A prisão do presidente venezuelano Nicolás Maduro e a intervenção dos Estados Unidos no país vizinho reposicionaram o ex-presidente americano Donald Trump como uma figura central no cenário político latino-americano. Este novo contexto internacional gera apreensão, especialmente no governo brasileiro, às vésperas de uma eleição presidencial marcada por polarização e disputas narrativas, prevista para 2026.
O poder simbólico e os "segredos" do chavismo
Para o cientista político Paulo Niccoli Ramirez, professor da ESPM, a prisão de Maduro conferiu a Trump uma posição simbólica poderosa perante a esquerda da região. Além de se projetar como adversário direto de governos progressistas, Trump passa a ser visto como detentor de potenciais informações sensíveis sobre a relação histórica entre o chavismo e partidos de esquerda latino-americanos.
"Existe, sim, a narrativa de que Trump poderia, a qualquer momento, lançar acusações sobre corrupção, financiamento ilegal ou vínculos com o narcotráfico envolvendo governos de esquerda. Mesmo que essas informações não sejam checáveis, elas podem ser usadas politicamente", afirmou Ramirez em análise ao programa Os Três Poderes.
Interferência indireta: o papel das big techs
Apesar do temor, o especialista avalia que uma interferência direta de Trump no processo eleitoral brasileiro é pouco provável. O risco maior estaria em uma atuação indireta, principalmente por meio de plataformas digitais e da disseminação de desinformação.

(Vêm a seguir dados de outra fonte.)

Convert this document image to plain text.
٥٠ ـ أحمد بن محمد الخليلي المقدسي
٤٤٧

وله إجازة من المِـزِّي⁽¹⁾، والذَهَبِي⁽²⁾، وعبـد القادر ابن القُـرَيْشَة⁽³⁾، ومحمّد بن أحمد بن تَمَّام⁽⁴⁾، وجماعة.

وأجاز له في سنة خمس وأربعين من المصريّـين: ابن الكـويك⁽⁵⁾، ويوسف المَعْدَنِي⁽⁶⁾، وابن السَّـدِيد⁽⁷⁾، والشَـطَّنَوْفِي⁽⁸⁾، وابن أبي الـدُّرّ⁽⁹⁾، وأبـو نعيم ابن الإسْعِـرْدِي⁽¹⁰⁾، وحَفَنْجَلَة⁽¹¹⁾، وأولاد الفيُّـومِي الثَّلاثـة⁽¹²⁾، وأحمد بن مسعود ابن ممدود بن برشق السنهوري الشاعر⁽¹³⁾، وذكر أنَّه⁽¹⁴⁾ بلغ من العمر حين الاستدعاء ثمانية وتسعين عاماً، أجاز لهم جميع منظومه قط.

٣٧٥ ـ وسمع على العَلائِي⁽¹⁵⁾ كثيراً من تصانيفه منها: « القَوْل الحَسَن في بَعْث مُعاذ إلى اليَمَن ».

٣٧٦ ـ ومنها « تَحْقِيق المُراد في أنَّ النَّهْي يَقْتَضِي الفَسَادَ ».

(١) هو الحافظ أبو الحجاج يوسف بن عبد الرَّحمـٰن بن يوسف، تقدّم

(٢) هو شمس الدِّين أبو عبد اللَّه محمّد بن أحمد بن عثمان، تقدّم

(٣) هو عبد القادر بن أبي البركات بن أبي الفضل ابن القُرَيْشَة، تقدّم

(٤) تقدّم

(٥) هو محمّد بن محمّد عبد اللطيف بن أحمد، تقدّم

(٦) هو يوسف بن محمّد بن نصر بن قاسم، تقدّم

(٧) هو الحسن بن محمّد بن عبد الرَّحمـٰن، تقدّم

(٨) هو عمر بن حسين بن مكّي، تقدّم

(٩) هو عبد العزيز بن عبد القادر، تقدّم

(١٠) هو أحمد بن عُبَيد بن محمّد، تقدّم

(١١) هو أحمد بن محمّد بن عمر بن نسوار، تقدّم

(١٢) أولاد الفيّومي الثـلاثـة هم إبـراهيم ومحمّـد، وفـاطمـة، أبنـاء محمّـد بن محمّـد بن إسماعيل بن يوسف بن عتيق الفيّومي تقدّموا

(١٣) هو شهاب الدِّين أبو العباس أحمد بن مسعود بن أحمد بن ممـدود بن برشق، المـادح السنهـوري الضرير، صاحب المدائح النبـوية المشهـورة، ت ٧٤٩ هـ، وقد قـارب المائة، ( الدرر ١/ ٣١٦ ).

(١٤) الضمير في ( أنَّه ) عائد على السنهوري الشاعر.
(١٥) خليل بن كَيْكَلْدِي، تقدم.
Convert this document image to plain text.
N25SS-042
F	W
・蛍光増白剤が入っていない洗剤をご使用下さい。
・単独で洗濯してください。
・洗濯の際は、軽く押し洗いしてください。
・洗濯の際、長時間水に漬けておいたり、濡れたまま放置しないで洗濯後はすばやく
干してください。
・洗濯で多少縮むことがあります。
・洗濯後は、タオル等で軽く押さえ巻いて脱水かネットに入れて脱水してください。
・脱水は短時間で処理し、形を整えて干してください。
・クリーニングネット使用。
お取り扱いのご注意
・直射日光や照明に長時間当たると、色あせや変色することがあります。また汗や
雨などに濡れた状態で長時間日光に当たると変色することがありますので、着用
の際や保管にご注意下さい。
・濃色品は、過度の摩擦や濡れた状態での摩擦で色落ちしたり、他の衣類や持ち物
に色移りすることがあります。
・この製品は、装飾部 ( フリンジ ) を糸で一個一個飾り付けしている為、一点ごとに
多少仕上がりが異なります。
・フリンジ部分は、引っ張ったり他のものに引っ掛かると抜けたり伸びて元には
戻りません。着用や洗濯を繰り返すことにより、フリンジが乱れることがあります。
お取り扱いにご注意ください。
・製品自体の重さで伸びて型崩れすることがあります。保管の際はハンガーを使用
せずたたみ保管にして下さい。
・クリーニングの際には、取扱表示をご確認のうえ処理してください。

Ramirez lembra a relação próxima entre o governo Trump e grandes empresas de tecnologia, como Meta (dona do Facebook e Instagram) e Google. "Essas big techs tendem a, no mínimo, fazer vistas grossas para a disseminação de conteúdos falsos ou distorcidos, o que pode afetar diretamente o ambiente eleitoral", analisa.
Pragmatismo americano e a reversão com o Brasil
Um ponto destacado pelo professor foi a rápida reversão das tensões tarifárias impostas pelos EUA ao Brasil. Após meses de atrito diplomático, houve uma reabertura do diálogo, com encontros e até elogios públicos de Trump ao presidente Luiz Inácio Lula da Silva, inclusive em fórum da ONU.
"Isso tem relação direta com as pesquisas de opinião. Os Estados Unidos perceberam que Lula é favorito à reeleição. Não faz sentido romper com um provável vencedor", explica Ramirez, enfatizando que o pragmatismo americano frequentemente se sobrepõe à retórica ideológica.
O analista também aponta que Trump tende a recuar quando enfrenta duas reações específicas: uma opinião pública local negativa e discursos firmes de líderes latino-americanos. Ele cita o caso do presidente colombiano, Gustavo Petro, cujas críticas contundentes, somadas ao apoio interno, levaram a um rápido distensionamento após declarações agressivas de Trump.
O cenário para 2026: desinformação e tensão geopolítica
Na avaliação final de Paulo Niccoli Ramirez, o cenário eleitoral de 2026 tende a reproduzir elementos de 2022, como desinformação, ataques às instituições e tentativas de deslegitimação do processo. A diferença crucial será um contexto internacional mais inflamado, com Trump novamente no centro das atenções globais.
"O risco existe, mas ele é mais difuso do que direto. O maior desafio para a democracia brasileira será lidar com a atuação das redes sociais e com a circulação de narrativas falsas que podem ser impulsionadas por interesses externos", conclui o cientista político.
Entre ameaças, recuos estratégicos e pragmatismo, o Brasil se encaminha para o próximo ciclo eleitoral sob o peso de um tabuleiro geopolítico instável. Neste jogo, a influência externa pode não decidir o vencedor, mas certamente terá o poder de tensionar ainda mais a disputa.